The familiar story of Spiderman's beginnings has undergone only cosmetic changes. His father is shown to have been working for Oscorp before he disappeared. His girlfriend is Gwen Stacy (Emma Stone) who is his first love in the comic books and not Mary Jane and her father is a cop.
Spiderman inadvertently creates the monster he later fights. And Peter Parker/Spiderman (Andrew Garfield) lets both his girlfriend and her father know his secret identity.
It is hence fun finding out why this film was made. Here are six probable reasons:
1) Peter Parker in the original franchisee got married and it was time to send him back to school. 2) If comic books can reboot from a "Spiderman" to "The Amazing Spider-Man", why can't a film. 3) To help the Titanic of a sinking studio, stay afloat. 4) If kids can like "Transformers", they will like anything that has special effects. 5) Girls hate lizards so every time the lizard guy comes up, girls will jump on the lap of their boyfriends who will create a word of mouth buzz. 6) The studio found a director, whose last name was had some connection with spiders - Webb.
At its core level, one can describe this film as the template of the original Spiderman mixed with few scattered elements taken from various films e.g. introduction of the concerned father of the girlfriend like in "Twilight" or have him make his own gadgets like "Batman".
There are too many problems with the film to narrate. Firstly, the story itself does not have any emotional pull or the engagement of the original Spiderman. The characterisations are not handled properly and even Gwen ends up becoming just a pretty face without a mind or aspiration of her own.
Even the hesitant, love angle between Peter Parker and Gwen is not handled well. And many characters are left hanging without a conclusion, most notably that of Irrfan Khan. Despite being a brilliant actor, he hardly suited his blink-and-miss role where he fumbles with his ascent.
One department where "The Amazing Spider-Man" does not fail is its special effects. Considering the state of commercial cinema emanating from Hollywood, one can safely assume that this would be reason enough for the film to make a billion dollars globally.
The film gets an early release in India. It is not hard to imagine why.
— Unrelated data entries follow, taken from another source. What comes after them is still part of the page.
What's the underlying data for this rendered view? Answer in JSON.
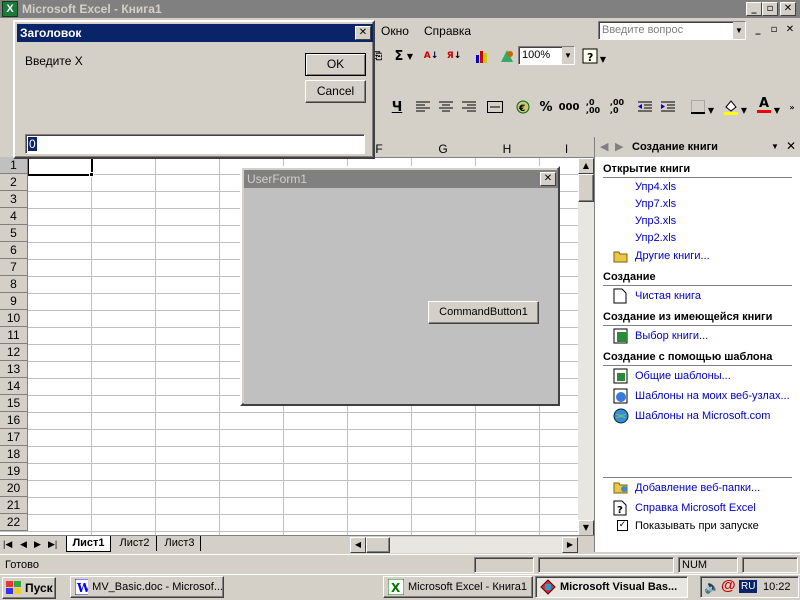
{
  "excel": {
    "title": "Microsoft Excel - Книга1",
    "menu": [
      "Окно",
      "Справка"
    ],
    "help_search": "Введите вопрос",
    "zoom": "100%",
    "columns": [
      "F",
      "G",
      "H",
      "I"
    ],
    "rows": [
      "1",
      "2",
      "3",
      "4",
      "5",
      "6",
      "7",
      "8",
      "9",
      "10",
      "11",
      "12",
      "13",
      "14",
      "15",
      "16",
      "17",
      "18",
      "19",
      "20",
      "21",
      "22"
    ],
    "sheets": [
      "Лист1",
      "Лист2",
      "Лист3"
    ],
    "status": "Готово",
    "num": "NUM"
  },
  "dialog": {
    "title": "Заголовок",
    "prompt": "Введите X",
    "ok": "OK",
    "cancel": "Cancel",
    "value": "0"
  },
  "userform": {
    "title": "UserForm1",
    "button": "CommandButton1"
  },
  "taskpane": {
    "title": "Создание книги",
    "open_heading": "Открытие книги",
    "files": [
      "Упр4.xls",
      "Упр7.xls",
      "Упр3.xls",
      "Упр2.xls"
    ],
    "other_books": "Другие книги...",
    "create_heading": "Создание",
    "blank_book": "Чистая книга",
    "from_existing_heading": "Создание из имеющейся книги",
    "choose_book": "Выбор книги...",
    "template_heading": "Создание с помощью шаблона",
    "general_templates": "Общие шаблоны...",
    "web_templates": "Шаблоны на моих веб-узлах...",
    "ms_templates": "Шаблоны на Microsoft.com",
    "add_web_folder": "Добавление веб-папки...",
    "help": "Справка Microsoft Excel",
    "show_on_start": "Показывать при запуске"
  },
  "taskbar": {
    "start": "Пуск",
    "tasks": [
      "MV_Basic.doc - Microsof...",
      "Microsoft Excel - Книга1",
      "Microsoft Visual Bas..."
    ],
    "lang": "RU",
    "clock": "10:22"
  }
}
Demographically India not only has the world's largest number of teens, but also the world's largest concentration of them, teens who have grown up loving the brainless "Transformers" series.
The Indian angle with the presumably last minute introduction of Irrfan Khan is also meant to woo Indian audiences.
If reboot is what Hollywood was looking for, they could have done something much more interesting and fun.